El movimiento militar, bajo el mando del Comando Sur (SOUTHCOM), incluye buques de guerra, portaaviones y aeronaves de vigilancia destinados a reforzar el control antidrogas y la seguridad regional.

Sin embargo, ni los datos disponibles ni los documentos oficiales estadounidenses respaldan la acusación de un plan imperialista.

Los hechos y las estrategias declaradas por el gobierno de Donald Trump apuntan a una política orientada a contener el narcotráfico, limitar la influencia rusa e iraní en la región y presionar por una transición democrática en Venezuela, no a la apropiación de los recursos energéticos del país suramericano.

La propaganda de La Habana y la vieja teoría del “imperialismo”

En las últimas semanas, figuras del régimen cubano como Miguel Díaz-Canel, Bruno Rodríguez Parrilla y funcionarios del ministerio de Relaciones Exteriores (MINREX) han intensificado su discurso sobre una supuesta “agresión” de Washington contra Venezuela.

Según esas declaraciones, el objetivo “real” de las operaciones estadounidenses sería “apoderarse del petróleo y los recursos naturales” del país y “derrocar por la fuerza al gobierno constitucional de Nicolás Maduro”.

Captura de pantalla X / @DiazCanelB

En su cuenta oficial de X (antes Twitter), Díaz-Canel pidió “movilización internacional para impedir la agresión” y “preservar la Zona de Paz latinoamericana”.

Rodríguez Parrilla fue más lejos al afirmar que el llamado ‘Cártel de los Soles’ es “un invento del gobierno de Estados Unidos para justificar acciones violentas y adueñarse del petróleo venezolano”.

Captura de pantalla Facebook / Bruno Rodríguez Parrilla

El MINREX, por su parte, publicó una declaración en la que acusó a Washington de preparar “una acción bélica” contra Caracas, con el fin de “instalar un gobierno servil” y “poner el petróleo venezolano a disposición estadounidense”.

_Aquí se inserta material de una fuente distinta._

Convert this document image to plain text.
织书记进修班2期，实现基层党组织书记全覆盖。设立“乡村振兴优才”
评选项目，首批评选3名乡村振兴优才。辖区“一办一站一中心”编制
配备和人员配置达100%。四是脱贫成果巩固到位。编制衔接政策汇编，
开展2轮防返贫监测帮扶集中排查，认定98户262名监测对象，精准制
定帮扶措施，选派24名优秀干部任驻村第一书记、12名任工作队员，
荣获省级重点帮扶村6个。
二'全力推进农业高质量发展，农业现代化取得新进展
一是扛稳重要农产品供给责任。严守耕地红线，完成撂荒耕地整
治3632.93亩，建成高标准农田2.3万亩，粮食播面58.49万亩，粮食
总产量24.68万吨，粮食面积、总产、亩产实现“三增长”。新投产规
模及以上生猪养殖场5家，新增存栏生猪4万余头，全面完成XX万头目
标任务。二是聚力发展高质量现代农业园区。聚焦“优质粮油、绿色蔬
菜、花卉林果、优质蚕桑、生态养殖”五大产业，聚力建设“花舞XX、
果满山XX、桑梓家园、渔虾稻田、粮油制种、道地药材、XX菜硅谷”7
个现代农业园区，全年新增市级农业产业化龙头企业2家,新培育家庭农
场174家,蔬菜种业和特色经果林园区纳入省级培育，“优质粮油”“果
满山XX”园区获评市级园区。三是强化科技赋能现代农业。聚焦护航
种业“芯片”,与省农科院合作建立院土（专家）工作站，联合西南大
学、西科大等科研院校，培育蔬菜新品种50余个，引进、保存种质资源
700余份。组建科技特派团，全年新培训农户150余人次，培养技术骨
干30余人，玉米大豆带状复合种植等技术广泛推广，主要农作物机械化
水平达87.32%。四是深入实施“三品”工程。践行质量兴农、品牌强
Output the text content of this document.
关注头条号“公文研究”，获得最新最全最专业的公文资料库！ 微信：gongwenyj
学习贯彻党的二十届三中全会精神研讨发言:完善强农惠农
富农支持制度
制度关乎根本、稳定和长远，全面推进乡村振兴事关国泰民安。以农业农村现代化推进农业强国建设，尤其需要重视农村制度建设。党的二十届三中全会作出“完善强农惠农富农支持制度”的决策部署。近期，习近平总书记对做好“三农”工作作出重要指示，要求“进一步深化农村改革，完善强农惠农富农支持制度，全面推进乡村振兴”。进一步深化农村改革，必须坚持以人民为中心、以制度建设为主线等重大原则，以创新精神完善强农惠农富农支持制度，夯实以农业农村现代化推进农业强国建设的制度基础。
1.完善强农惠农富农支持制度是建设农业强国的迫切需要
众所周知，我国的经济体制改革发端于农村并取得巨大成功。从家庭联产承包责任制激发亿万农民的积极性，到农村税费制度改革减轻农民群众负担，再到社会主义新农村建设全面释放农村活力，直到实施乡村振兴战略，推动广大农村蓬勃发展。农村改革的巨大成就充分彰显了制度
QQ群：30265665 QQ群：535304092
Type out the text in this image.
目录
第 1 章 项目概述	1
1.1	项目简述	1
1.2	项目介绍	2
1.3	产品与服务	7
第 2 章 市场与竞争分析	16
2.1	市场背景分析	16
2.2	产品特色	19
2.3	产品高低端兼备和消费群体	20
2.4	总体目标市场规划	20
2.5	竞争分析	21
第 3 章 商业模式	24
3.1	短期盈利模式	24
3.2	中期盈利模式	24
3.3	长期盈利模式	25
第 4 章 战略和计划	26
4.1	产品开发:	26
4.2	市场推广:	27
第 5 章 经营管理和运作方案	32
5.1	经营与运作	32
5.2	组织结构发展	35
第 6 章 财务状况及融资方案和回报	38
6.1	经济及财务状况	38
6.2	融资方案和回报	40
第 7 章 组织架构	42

Ese guion no es nuevo. Es la misma retórica antiimperialista que La Habana ha utilizado durante más de seis décadas: culpar a Estados Unidos y a sus “imperialistas” intereses económicos de cualquier conflicto, y presentar a sus aliados —en este caso, el chavismo— como víctimas de una conspiración extranjera.

Qué dicen realmente los documentos oficiales de EE. UU.

Los informes y declaraciones públicas del Departamento de Estado, la Casa Blanca y el Congreso estadounidense demuestran una realidad distinta.

Según la Integrated Country Strategy para Venezuela, correspondiente al periodo 2024–2025, la política de Washington parte de una visión integral que combina la defensa de la democracia con la estabilidad regional.

El documento plantea que el propósito central de la acción estadounidense es contribuir a restaurar el Estado de derecho y las instituciones democráticas, al tiempo que se refuerza el apoyo a la sociedad civil y a los defensores de los derechos humanos.

También insiste en la necesidad de frenar la influencia de grupos criminales y redes de narcotráfico que operan dentro y fuera de Venezuela, considerados una amenaza directa para la seguridad hemisférica.

Además, incorpora un componente humanitario: atender la crisis social y migratoria provocada por el colapso del país, y fortalecer la cooperación regional para evitar que la inestabilidad venezolana se extienda más allá de sus fronteras.

Por el contrario, Estados Unidos mantiene desde 2017 un régimen de sanciones severas que impide a sus propias empresas operar con el gobierno de Maduro o con Petróleos de Venezuela S.A. (PDVSA).

Incluso la Ley BOLÍVAR, aprobada en 2024 por el Congreso, prohíbe al Ejecutivo firmar contratos con compañías que mantengan vínculos con el régimen chavista.

En otras palabras: Washington no solo no busca adueñarse del petróleo venezolano, sino que ha renunciado expresamente a cualquier beneficio económico derivado de esa relación mientras el país siga bajo control autoritario.

El petróleo ya no es el botín

El mito del “saqueo petrolero” ignora un hecho evidente: la industria venezolana está técnicamente colapsada. La falta de mantenimiento, la corrupción, la fuga de talento y las sanciones internacionales han reducido la producción a mínimos históricos.

Hoy, gran parte del crudo venezolano se comercializa de forma irregular, a través de triangulaciones con Irán, Rusia o China, en condiciones opacas y sin beneficios para la población.

Lejos de intervenir para quedarse con esos recursos, Estados Unidos ha centrado su política en evitar que el petróleo financie redes criminales o terroristas.

La Oficina de Control de Activos Extranjeros (OFAC) supervisa cada transacción relacionada con PDVSA, y cualquier empresa estadounidense que viole esas sanciones se enfrenta a fuertes sanciones penales y económicas.

Un precedente histórico: Irak y el mito del “imperialismo energético”

El mismo argumento se usó contra Washington tras la invasión de Irak en 2003: que Estados Unidos quería apoderarse del petróleo iraquí. Pero veinte años después, los hechos demostraron otra cosa.

Según datos del Ministerio de Petróleo de Irak y de la Agencia Internacional de Energía (AIE), el control legal y operativo del crudo iraquí siguió en manos del Estado a través de empresas públicas como Basra Oil Company y North Oil Company, supervisadas por la estatal SOMO (State Oil Marketing Organization).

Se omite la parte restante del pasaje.